The Georgia O’Keeffe Museum Examines the Movement’s American Force
SANTA FE, N.MEX. – Since the last decades of the Nineteenth Century, the term “modern” has been used to characterize numerous but widely divergent developments in the arts in America. “Eye of Modernism” brings together a stunning collection of 64 works on paper by American artists, dating from the 1890s to 2000, each of which has been considered part of the Modernist movement that spanned the Twentieth Century.
The works on display were made by a wide variety of American artists, including Stuart Davis, Charles Demuth, Richard Diebenkorn, Arshile Gorky, Philip Guston, Carl Holty, Jasper Johns, Willem de Kooning, John Marin, Robert Motherwell, Georgia O’Keeffe, Philip Pearlstein, Everett Shinn, John Sloan, Joseph Stella and Andy Warhol. Many pieces have been selected from the extensive collection of works on paper owned by the Milwaukee Art Museum, but others have been lent by private collectors specifically for this exhibition.

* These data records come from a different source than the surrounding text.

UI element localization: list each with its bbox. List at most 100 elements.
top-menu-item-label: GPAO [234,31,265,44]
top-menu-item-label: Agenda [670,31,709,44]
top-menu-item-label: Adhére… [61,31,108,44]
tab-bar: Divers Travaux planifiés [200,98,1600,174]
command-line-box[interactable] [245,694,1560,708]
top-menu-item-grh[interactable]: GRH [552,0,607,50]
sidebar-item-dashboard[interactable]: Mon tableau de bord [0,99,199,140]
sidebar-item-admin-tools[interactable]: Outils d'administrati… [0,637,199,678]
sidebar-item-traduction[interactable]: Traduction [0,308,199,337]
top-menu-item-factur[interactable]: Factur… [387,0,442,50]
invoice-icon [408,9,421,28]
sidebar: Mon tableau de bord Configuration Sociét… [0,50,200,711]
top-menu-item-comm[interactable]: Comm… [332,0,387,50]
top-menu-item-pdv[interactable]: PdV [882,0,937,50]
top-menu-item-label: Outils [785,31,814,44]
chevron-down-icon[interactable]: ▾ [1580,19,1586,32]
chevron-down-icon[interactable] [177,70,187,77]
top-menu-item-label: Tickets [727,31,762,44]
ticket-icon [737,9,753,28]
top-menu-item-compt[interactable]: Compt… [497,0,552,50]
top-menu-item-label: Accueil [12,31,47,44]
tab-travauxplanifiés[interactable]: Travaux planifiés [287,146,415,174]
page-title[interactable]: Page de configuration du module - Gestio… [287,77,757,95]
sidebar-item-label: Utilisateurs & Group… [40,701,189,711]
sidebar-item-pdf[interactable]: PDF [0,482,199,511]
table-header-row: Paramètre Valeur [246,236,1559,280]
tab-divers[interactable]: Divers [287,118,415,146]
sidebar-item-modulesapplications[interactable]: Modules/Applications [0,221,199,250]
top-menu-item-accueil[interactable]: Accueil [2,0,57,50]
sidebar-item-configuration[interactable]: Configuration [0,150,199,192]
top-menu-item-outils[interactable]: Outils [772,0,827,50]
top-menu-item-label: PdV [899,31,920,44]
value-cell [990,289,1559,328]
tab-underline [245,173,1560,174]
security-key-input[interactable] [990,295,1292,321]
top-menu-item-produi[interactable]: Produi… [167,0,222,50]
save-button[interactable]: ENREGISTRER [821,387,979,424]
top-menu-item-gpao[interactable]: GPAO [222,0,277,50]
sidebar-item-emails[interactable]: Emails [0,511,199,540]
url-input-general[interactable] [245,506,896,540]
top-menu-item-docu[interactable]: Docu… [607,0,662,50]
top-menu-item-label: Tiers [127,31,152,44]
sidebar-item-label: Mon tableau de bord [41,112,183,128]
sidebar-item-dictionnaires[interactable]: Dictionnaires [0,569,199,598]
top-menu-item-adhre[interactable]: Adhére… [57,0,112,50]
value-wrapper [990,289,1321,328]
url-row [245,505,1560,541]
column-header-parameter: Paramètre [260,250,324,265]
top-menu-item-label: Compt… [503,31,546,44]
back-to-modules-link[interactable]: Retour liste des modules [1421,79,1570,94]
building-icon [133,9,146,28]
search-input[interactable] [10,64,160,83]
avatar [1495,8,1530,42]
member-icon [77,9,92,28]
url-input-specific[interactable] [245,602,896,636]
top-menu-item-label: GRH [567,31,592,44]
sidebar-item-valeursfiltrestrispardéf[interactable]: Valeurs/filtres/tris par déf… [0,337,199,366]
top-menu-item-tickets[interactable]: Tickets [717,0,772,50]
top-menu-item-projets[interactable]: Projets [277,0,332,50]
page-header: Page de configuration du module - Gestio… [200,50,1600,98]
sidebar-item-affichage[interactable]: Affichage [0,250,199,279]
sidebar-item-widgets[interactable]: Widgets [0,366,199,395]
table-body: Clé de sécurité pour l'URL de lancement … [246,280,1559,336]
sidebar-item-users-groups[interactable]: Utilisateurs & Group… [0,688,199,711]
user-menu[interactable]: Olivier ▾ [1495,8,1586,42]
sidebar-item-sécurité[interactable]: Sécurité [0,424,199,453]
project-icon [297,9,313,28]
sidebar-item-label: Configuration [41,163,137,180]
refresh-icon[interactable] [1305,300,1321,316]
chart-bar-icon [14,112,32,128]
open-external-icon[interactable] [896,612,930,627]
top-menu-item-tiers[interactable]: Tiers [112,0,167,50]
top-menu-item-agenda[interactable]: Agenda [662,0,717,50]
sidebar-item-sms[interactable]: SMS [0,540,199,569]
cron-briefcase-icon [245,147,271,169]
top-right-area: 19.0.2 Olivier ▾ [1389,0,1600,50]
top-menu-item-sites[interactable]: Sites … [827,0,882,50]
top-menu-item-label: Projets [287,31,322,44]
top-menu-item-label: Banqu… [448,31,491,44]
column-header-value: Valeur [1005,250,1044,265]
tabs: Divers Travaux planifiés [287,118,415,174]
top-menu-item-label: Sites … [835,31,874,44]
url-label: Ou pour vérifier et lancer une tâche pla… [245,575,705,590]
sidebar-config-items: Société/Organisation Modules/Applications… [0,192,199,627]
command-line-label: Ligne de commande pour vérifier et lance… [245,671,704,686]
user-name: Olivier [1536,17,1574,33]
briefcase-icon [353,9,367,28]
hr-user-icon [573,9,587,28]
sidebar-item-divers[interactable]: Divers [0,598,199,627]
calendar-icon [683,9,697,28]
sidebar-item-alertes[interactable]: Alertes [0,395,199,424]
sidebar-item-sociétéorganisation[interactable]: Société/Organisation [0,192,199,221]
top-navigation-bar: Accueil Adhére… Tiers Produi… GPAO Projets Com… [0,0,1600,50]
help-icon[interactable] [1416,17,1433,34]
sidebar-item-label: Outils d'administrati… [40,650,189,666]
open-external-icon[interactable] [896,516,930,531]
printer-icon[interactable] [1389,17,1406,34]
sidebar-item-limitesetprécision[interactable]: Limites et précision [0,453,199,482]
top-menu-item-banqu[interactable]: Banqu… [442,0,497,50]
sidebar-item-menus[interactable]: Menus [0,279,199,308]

The primary mission of the Georgia O’Keeffe Museum is to perpetuate the legacy of Georgia O’Keeffe. But “Eye of Modernism,” organized by museum curator and noted O’Keeffe scholar Barbara Buhler Lynes, is the fourth exhibition held at the museum since 1999 that addresses ideas related to a broader study of American Modernism and to the exploration of O’Keeffe’s place with this phenomenon. As such, this exhibition will be one of several at the museum in 2001 on view simultaneously with exhibitions composed from the museum’s permanent collection.
The exhibition runs through September 4 and will be housed in several of the museum’s galleries. Paintings from the permanent collection will be on view in the rest of the museum.